My knees hit the ground.
I dropped the weapon and caught it in my arms—still warm, still glowing—but empty.
“Seori…” I whispered, holding the blade to my chest. “Come back to me.Please.You promised. You promised you’d come back…”
I didn’t care who watched. I didn’t care that I was the prince of ruin, blood-drenched and feared by all.
I would’ve traded every victory, every war, for her to open her eyes and look at me again.
But the weapon was still.
Tears burned my cheeks.
“I’m sorry,” I choked. “I should’ve saved you first. I should’ve known—”
“Rheon.”
The voice was soft. Feminine.
I looked up.
The Demon Queen stepped through the smoke, her crimson gown untouched by the blood around her. Her eyes shimmered—not with cruelty, but with mourning.
“There may still be a way,” she said.
I blinked.
“What?”
She came closer, her gaze flicking to the weapon in my arms — to Seori.

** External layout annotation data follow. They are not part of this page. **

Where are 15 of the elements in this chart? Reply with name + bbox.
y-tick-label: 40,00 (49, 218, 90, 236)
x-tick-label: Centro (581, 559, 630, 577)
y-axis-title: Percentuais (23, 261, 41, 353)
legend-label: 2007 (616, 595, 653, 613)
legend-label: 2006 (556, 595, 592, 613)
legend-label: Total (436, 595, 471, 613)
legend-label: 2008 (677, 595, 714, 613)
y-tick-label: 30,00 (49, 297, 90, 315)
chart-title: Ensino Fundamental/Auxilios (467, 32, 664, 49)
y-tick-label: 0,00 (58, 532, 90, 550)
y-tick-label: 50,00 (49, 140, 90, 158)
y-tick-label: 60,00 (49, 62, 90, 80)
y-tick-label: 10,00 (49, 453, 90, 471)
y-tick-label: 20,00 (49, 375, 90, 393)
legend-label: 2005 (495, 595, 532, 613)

“She is of me,” the Queen said. “Of flame and starlight. Of demon and angel. She was never meant to die in this realm… and she was never meant to be bound to a weapon.”

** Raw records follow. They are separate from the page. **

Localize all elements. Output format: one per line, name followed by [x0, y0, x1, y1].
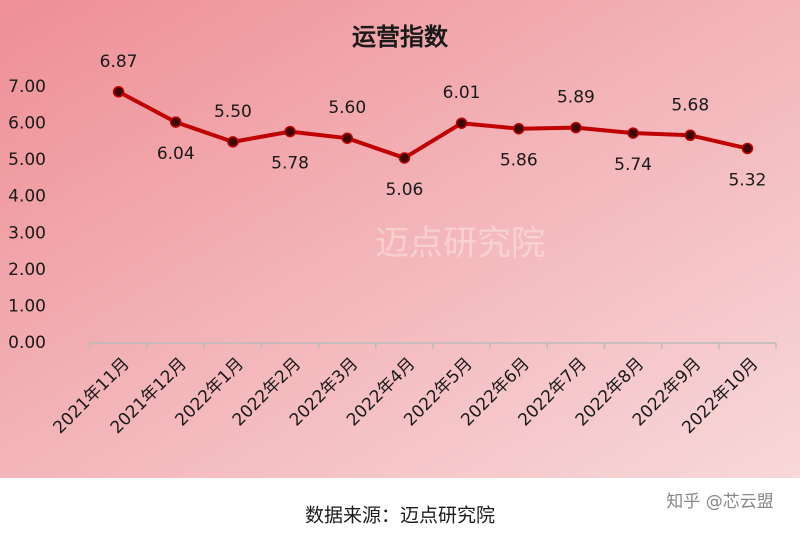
y-tick-label: 5.00 — [8, 150, 46, 170]
data-point — [170, 116, 182, 128]
data-point — [627, 127, 639, 139]
data-label: 5.78 — [271, 154, 309, 174]
data-label: 5.86 — [500, 151, 538, 171]
data-point — [513, 122, 525, 135]
data-label: 6.04 — [157, 144, 195, 164]
data-point — [684, 129, 696, 142]
data-point — [112, 86, 125, 98]
data-point — [227, 136, 239, 148]
chart-title: 运营指数 — [352, 23, 449, 51]
y-tick-label: 6.00 — [8, 114, 46, 134]
data-label: 5.74 — [614, 155, 652, 175]
data-point — [398, 152, 411, 164]
data-point — [741, 142, 754, 155]
data-label: 5.68 — [671, 95, 709, 115]
data-label: 6.87 — [100, 52, 138, 72]
source-note: 数据来源：迈点研究院 — [305, 505, 495, 527]
data-label: 5.06 — [385, 180, 423, 200]
y-tick-label: 3.00 — [8, 223, 46, 243]
watermark: 迈点研究院 — [375, 224, 545, 264]
data-point — [455, 117, 468, 129]
credit: 知乎 @芯云盟 — [666, 492, 773, 512]
data-label: 6.01 — [443, 83, 481, 103]
data-label: 5.32 — [728, 170, 766, 190]
y-tick-label: 1.00 — [8, 296, 46, 316]
data-point — [284, 125, 296, 138]
data-point — [341, 132, 353, 144]
data-label: 5.89 — [557, 88, 595, 108]
y-tick-label: 0.00 — [8, 333, 46, 353]
series-line — [117, 89, 748, 160]
data-point — [570, 121, 582, 134]
data-label: 5.50 — [214, 102, 252, 122]
y-tick-label: 7.00 — [8, 77, 46, 97]
y-tick-label: 4.00 — [8, 187, 46, 207]
data-label: 5.60 — [328, 98, 366, 118]
y-tick-label: 2.00 — [8, 260, 46, 280]
chart-background — [0, 0, 800, 478]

“Then—bring her back,” I said, breath ragged. “Please.”
The Queen knelt beside me. She touched the sword — and it pulsed like a heartbeat.
“There is a ritual,” she said quietly. “Older than any curse. But you must give her a reason to return.”
I closed my eyes, forehead pressed to the blade.
“Seori,” I whispered. “Come back to me. Not because of the bond. Not because of fate. But because I love you. Because Ineedyou. Not as a weapon. Not as a warrior. Just…you.”
The blade glowed. And the Queen smiled faintly.
“She heard you.”
Seori
Of wings and flame
There was no pain here.
No weight of a body torn open. No sting of betrayal. No fire licking at the edges of memory. Only warmth.
Soft. Endless. Light so pure it didn’t blind, it embraced.
I floated… or maybe I was drifting through something older than time, older than names. The stars whispered like lullabies, and the wind carried the scent of cherry blossoms and incense and something like home.